What is going wrong here?

I stumble yet on another upgrade issue… seems like upgrading a kubernetes-master charm to the latest rev 260, does not work:

kubernetes-master         1.25.10   waiting      2  kubernetes-control-plane  1.24/stable  171  no       Waiting for auth-webhook tokens

It’s stuck on 171

Okay… so much for the upgrade instructions.
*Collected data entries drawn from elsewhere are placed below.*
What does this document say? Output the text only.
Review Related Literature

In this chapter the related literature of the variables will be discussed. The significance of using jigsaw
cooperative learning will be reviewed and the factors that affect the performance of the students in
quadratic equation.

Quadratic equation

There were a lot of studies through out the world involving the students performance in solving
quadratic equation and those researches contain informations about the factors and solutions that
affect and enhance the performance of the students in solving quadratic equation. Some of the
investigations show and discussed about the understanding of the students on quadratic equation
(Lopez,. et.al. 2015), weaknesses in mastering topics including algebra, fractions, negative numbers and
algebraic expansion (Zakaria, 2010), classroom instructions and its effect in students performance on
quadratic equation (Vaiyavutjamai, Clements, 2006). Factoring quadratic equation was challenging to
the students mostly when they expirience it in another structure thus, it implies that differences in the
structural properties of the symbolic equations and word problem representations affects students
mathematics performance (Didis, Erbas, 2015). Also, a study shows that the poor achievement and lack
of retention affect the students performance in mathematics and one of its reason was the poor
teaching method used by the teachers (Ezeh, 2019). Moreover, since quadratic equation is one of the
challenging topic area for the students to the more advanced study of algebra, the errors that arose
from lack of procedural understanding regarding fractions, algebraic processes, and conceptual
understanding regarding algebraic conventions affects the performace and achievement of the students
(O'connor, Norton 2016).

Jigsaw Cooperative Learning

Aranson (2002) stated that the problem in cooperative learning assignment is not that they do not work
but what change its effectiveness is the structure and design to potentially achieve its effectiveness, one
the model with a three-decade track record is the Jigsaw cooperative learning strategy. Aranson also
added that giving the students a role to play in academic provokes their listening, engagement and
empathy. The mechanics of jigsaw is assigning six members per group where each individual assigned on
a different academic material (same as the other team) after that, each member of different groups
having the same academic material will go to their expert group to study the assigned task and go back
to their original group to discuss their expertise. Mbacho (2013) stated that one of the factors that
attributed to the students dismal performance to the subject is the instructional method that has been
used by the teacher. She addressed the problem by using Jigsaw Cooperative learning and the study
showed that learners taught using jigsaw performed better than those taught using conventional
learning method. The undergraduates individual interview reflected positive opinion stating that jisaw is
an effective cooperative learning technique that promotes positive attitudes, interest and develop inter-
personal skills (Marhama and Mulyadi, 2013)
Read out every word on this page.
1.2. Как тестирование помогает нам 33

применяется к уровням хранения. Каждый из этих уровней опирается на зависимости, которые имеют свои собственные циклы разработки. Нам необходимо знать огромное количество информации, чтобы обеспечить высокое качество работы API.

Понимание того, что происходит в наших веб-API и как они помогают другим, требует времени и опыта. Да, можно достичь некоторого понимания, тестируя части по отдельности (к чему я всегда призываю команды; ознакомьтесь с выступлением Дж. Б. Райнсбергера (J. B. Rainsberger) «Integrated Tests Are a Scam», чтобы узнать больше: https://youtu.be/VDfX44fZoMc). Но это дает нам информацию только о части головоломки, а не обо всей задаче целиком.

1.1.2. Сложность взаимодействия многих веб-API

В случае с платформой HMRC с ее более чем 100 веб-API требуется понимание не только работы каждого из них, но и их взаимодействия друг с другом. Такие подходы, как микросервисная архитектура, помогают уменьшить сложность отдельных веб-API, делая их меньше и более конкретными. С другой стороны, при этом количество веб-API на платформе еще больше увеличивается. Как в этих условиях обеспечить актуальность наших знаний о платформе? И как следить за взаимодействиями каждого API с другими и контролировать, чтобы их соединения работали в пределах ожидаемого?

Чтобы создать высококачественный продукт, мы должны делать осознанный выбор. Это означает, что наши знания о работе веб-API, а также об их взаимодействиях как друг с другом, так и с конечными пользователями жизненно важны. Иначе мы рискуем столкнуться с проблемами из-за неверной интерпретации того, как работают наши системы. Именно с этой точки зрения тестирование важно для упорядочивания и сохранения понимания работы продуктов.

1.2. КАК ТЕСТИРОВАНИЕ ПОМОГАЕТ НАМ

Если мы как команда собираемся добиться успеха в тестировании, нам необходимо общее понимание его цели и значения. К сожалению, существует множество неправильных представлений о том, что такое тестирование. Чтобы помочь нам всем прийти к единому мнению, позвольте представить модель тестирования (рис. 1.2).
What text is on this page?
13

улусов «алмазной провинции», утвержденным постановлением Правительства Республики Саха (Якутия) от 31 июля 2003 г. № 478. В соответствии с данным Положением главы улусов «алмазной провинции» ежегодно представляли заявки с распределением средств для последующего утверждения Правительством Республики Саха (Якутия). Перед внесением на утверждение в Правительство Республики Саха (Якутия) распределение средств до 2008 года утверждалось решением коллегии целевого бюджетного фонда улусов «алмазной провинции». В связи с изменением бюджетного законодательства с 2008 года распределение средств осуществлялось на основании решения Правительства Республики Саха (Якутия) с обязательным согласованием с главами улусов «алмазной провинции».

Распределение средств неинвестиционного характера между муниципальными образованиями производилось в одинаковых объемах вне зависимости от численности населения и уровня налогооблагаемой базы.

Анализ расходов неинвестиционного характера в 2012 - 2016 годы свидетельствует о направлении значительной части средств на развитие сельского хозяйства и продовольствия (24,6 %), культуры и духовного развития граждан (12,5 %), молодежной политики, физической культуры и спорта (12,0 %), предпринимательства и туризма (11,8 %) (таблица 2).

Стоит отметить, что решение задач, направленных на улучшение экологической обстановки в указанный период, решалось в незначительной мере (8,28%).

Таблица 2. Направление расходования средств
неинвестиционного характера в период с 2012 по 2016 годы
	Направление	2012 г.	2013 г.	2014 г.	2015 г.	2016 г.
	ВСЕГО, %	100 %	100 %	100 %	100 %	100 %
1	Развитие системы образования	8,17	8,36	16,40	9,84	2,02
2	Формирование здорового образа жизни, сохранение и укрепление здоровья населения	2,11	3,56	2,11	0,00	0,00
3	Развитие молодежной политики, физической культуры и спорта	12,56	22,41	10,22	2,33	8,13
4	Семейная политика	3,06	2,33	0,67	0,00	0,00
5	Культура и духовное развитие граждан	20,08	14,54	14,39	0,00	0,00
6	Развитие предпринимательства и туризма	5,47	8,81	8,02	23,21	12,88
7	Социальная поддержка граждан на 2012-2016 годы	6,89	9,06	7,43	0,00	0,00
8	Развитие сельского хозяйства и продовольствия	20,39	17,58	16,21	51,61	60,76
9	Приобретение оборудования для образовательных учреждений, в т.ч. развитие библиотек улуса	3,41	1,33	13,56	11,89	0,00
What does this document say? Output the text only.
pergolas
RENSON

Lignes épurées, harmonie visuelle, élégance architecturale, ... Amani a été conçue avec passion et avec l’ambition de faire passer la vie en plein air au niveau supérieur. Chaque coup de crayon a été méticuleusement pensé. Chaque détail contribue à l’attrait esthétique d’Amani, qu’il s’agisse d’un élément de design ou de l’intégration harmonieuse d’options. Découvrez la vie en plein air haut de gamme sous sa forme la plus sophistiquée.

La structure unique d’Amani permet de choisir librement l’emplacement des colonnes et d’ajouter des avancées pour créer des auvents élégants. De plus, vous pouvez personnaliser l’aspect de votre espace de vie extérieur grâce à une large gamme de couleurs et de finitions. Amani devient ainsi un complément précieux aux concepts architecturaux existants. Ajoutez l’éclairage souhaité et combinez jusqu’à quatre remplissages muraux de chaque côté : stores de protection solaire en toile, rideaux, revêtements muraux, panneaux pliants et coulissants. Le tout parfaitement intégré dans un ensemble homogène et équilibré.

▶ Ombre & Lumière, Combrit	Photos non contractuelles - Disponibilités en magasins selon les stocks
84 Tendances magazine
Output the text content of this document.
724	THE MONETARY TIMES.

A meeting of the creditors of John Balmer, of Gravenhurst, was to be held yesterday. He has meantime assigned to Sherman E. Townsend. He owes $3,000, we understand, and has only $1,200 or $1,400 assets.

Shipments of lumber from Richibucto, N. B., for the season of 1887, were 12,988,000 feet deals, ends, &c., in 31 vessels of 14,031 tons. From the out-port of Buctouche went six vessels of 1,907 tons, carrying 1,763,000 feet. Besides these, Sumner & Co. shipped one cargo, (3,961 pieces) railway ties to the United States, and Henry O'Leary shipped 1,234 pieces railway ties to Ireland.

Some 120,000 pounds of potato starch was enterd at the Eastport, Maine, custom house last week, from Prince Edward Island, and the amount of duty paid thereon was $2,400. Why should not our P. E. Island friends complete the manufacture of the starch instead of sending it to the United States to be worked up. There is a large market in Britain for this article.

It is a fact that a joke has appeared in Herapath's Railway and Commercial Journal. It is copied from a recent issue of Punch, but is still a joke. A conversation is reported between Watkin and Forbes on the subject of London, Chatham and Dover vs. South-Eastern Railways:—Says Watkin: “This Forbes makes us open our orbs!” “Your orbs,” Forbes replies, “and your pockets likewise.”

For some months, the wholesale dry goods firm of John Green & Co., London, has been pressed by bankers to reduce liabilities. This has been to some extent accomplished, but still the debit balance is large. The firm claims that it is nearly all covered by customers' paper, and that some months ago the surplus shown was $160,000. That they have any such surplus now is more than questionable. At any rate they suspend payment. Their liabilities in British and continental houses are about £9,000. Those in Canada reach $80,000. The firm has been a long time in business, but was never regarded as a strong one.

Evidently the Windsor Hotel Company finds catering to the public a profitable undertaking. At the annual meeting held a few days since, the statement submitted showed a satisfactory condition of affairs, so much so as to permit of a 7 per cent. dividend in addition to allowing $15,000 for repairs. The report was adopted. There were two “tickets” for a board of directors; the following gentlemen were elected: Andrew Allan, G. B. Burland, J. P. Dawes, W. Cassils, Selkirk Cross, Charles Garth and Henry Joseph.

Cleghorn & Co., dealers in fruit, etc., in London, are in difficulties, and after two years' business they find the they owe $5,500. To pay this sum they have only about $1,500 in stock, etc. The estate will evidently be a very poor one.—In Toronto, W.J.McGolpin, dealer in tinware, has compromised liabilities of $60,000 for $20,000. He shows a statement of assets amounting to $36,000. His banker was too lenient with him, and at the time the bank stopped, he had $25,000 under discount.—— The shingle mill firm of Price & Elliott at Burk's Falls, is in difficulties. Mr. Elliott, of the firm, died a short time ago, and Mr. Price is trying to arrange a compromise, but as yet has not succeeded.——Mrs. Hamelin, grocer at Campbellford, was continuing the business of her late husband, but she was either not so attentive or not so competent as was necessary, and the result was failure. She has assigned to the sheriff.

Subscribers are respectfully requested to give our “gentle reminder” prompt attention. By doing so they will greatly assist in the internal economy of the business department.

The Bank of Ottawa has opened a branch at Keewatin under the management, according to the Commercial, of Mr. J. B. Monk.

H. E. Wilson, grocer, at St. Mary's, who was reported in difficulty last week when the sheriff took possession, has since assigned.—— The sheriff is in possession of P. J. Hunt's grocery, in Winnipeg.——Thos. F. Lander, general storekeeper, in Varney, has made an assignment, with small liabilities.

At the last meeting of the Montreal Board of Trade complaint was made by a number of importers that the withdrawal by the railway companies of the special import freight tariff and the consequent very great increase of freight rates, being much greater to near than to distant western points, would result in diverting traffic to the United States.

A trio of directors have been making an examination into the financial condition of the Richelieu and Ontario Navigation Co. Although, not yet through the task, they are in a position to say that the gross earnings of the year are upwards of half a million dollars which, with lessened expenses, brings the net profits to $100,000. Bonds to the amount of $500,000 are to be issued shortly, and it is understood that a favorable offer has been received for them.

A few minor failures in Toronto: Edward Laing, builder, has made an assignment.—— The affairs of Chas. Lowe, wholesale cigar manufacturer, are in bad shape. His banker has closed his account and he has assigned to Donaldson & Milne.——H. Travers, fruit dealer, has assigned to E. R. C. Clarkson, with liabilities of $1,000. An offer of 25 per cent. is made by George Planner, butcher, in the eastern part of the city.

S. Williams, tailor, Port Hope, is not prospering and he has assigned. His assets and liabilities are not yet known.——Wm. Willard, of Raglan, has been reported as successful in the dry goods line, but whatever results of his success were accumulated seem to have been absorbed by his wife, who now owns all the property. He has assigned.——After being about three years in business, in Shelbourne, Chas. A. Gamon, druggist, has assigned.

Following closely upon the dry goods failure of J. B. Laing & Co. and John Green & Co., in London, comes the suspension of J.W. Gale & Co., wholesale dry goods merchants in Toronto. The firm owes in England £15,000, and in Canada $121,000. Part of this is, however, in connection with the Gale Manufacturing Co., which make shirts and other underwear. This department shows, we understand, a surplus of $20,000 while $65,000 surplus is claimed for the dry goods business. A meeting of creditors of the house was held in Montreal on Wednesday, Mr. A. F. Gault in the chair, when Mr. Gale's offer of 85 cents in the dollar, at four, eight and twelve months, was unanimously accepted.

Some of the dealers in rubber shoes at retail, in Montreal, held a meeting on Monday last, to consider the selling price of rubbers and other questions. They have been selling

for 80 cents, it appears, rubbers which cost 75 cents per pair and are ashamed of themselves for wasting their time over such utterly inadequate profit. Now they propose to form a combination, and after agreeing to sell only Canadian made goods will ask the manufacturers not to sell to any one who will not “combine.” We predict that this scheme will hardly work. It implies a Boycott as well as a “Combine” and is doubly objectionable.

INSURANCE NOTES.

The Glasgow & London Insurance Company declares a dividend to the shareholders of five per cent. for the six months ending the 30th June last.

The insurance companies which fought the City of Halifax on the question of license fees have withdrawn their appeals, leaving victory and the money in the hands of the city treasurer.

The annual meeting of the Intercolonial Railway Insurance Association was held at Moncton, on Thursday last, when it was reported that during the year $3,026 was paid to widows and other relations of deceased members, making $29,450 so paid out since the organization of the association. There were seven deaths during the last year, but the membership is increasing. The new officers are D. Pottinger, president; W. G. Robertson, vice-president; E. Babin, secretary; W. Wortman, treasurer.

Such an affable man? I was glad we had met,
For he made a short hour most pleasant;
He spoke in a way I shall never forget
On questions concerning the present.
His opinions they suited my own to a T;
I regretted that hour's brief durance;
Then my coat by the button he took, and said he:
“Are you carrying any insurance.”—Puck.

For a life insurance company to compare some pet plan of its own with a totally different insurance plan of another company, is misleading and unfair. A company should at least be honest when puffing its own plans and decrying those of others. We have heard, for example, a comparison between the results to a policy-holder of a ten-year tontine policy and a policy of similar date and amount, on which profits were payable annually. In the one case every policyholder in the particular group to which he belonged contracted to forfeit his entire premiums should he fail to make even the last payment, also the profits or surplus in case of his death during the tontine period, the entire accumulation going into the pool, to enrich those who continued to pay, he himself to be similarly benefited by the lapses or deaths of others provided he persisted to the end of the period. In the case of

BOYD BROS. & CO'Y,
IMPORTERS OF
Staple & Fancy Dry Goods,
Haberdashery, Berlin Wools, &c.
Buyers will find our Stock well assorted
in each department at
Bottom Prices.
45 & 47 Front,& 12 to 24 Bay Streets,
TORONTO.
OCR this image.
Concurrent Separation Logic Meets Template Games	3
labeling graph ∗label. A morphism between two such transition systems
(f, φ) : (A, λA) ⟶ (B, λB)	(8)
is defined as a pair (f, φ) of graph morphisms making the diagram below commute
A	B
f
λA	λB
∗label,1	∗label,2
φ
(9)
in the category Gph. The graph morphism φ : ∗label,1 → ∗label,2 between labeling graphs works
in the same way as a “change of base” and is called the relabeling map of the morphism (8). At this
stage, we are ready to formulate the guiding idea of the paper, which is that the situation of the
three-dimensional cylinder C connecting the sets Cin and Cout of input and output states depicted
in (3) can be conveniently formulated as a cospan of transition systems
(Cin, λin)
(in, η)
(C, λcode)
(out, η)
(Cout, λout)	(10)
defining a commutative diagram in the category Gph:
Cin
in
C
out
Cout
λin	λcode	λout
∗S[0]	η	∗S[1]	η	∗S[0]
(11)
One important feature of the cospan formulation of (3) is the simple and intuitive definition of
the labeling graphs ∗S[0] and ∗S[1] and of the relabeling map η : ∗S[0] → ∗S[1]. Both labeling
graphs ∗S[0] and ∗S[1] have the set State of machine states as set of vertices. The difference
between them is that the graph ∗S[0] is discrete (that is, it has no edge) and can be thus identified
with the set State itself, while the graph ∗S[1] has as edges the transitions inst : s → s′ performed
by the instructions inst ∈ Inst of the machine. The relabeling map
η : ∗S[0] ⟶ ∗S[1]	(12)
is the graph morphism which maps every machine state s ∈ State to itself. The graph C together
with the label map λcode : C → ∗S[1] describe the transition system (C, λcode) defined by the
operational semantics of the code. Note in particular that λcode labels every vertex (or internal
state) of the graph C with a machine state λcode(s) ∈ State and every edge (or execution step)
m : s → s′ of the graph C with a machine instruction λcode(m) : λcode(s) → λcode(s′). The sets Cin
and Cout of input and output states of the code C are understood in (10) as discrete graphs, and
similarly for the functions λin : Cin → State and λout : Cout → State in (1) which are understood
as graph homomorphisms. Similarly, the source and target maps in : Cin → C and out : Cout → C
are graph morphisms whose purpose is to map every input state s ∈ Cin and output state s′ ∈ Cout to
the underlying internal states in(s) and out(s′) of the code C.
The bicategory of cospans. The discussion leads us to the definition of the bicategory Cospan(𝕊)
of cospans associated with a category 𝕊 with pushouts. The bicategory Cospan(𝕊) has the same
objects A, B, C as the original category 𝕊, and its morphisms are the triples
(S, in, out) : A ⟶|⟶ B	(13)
You’d think that you’re setting the charm to channel 1.25 by doing:

juju config kubernetes-control-plane channel=1.25/stable

But that’s not the actual channel of the charm, which in my case was still set at 1.24. So I had to do

juju refresh kubernetes-master --channel 1.25/stable

Why is this BIG gotcha not at least noted in the upgrade instructions?

What is the real difference between these commands which both seem to do something with channels, in the first place?

Further, the documentation, (i see this in hindsight), actually mentions that your charm channels should be on ‘stable’, whereas I had ‘1.24/stable’. Why is this? Well, that’s because I upgraded using Upgrading | Ubuntu to 1.24 in the past. That section explicitly sets the channel to ‘1.24/stable’.

This is yet another upgrade continuity error I stumble upon. If Canonical wants to get serious about this, these things should simply not happen. I work at a Kubernetes Certified Service Provider, and everytime my chef asks me if Charmed K8s is an option for our customers, I have to answer: only if you like debugging python code and want to assume an upgrade goes wrong.